José Horta Manzano
Os que me acompanham sabem que sou radicalmente contrário a todo sistema de quotas. Embora entenda as boas intenções dos que são favoráveis a esse método, acredito que ele é contraproducente. Em vez de oferecer oportunidades iguais, a implantação de quotas acaba por sacramentar desigualdade.
As «reservas de mercado» garantidas a membros deste ou daquele grupo social instituem privilégios que são, no fundo, a exata negação do objetivo perseguido. Decretar que uma porcentagem de determinado grupo social, étnico, racial ou religioso passe à frente dos demais é uma aberração, um contrassenso. Não é possível impulsionar ascensão social por intermédio de um atalho. Cotas são solução simplista para um problema bem mais profundo. É como se o médico administrasse analgésico sem se preocupar com a origem da dor. A foto sai bonita mas dissimula a origem do mal.

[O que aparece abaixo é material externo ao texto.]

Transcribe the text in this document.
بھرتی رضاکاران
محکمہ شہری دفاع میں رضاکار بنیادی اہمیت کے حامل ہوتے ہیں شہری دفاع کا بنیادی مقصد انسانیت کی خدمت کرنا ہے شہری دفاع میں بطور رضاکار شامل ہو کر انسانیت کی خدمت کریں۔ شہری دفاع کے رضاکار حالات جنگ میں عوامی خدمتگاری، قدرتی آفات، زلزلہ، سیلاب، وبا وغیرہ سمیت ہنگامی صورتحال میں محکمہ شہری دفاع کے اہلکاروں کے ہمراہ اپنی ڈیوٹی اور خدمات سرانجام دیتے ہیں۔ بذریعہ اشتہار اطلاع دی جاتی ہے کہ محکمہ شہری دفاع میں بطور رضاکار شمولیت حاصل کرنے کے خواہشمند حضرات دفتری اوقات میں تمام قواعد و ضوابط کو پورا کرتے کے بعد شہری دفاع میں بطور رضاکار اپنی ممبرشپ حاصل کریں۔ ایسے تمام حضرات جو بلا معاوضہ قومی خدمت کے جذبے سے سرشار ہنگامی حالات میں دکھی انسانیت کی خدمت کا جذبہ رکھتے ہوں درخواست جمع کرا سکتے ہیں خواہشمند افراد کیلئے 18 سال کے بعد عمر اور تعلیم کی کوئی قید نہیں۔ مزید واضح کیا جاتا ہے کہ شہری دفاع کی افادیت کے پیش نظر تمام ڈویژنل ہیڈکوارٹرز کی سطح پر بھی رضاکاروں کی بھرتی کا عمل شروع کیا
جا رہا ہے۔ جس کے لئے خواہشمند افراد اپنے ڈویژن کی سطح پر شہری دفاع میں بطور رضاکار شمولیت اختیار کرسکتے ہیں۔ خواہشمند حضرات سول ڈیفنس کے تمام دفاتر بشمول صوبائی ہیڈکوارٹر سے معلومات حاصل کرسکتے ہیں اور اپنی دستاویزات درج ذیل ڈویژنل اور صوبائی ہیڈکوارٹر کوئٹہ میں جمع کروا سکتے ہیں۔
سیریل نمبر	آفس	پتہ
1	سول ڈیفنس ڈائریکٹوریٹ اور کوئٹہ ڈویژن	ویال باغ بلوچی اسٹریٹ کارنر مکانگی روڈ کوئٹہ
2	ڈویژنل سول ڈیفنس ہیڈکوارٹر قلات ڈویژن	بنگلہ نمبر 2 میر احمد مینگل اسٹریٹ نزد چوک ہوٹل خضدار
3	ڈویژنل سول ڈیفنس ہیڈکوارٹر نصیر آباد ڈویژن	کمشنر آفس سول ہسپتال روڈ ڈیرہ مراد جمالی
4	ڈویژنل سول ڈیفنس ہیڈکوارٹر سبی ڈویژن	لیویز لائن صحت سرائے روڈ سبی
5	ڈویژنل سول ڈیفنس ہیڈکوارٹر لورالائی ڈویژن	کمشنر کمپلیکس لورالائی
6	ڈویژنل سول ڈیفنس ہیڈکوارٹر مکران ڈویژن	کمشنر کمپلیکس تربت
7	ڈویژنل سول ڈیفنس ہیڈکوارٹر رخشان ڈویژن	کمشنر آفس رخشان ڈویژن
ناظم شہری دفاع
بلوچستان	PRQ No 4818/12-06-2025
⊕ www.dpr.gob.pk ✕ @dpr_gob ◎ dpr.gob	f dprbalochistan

Contra certas fatalidades não se pode lutar. Quando a velhice, a doença ou desastres atingem o cidadão e lhe diminuem a capacidade de acertar o passo com os demais, é natural que se lhe facilite a existência. Ceder assento no ônibus a anciãos ou a gestantes, permitir que indivíduos fisicamente diminuídos sejam atendidos com prioridade, proporcionar escolaridade especial a incapacitados físicos ou mentais são práticas meritórias, que devem ser incentivadas.
Reservar quotas em virtude de raça (se é que «raça» tenha algum significado num país colorido como o nosso), de sexo ou de origem pode parecer demonstração de bondade. O quadro é enganoso. A meu ver, agir assim é tapar o sol com peneira. A origem do mal é bem anterior e é lá que deve ser atacada.
Se jovens negros, pardos, vermelhos ou azuis precisam de um jeitinho especial para ter acesso a estudo superior, por exemplo, garantir-lhes um lugar por decreto deixa a amarga impressão de serem menos inteligentes que os demais, o que é insultante e está longe de ser verdadeiro. Como fazer então? O caminho é um só: tratar o mal pela raiz. Investimento pesado em Instrução Pública é o nome do jogo.
Em países adiantados da Europa, não viria à cabeça de ninguém escolarizar os filhos fora da escola pública. Todos recebem a mesma formação. Com o passar dos anos, a seleção se faz naturalmente. Uma pequena parte se encaminhará a estudos superiores, enquanto a maioria se dispersará numa miríade de profissões, conforme o gosto de cada um.
Quando um jovem se interessa em prosseguir estudos aprofundados mas provém de família modesta e sem condições de lhe garantir o sustento, candidata-se a uma bolsa. Se for considerado capaz, o Estado investirá em sua formação.
Faz três meses, no Dia da Mulher, vereadores paulistanos se comprometeram a equilibrar, entre os dois sexos, a quantidade de homenagens da Câmara a pessoas de destaque na história do município. Uma pesquisa indica que 84% dos logradouros levam nome de homens.
E daí? ‒ pergunto eu. «Equilibrar», nesse caso, não faz o menor sentido. Dos 37 presidentes que o Brasil já teve, 36 foram homens. Como fazer pra «equilibrar»? Contando os efetivos, os temporários, os interventores e os suplentes, o município de São Paulo já teve mais de 50 prefeitos, entre os quais apenas duas mulheres. Como fazer pra «equilibrar»?
O pronunciamento dos vereadores é um disparate feito para impressionar a galeria. Melhor mesmo seria evitar dar nome de gente a logradouros, uma impressionante falta de imaginação. Que se dê nome de planta, de árvore, de bicho, de país, de poesia, de episódio histórico, de rio, de estrela, de livro, de objeto. Há um mundo a explorar.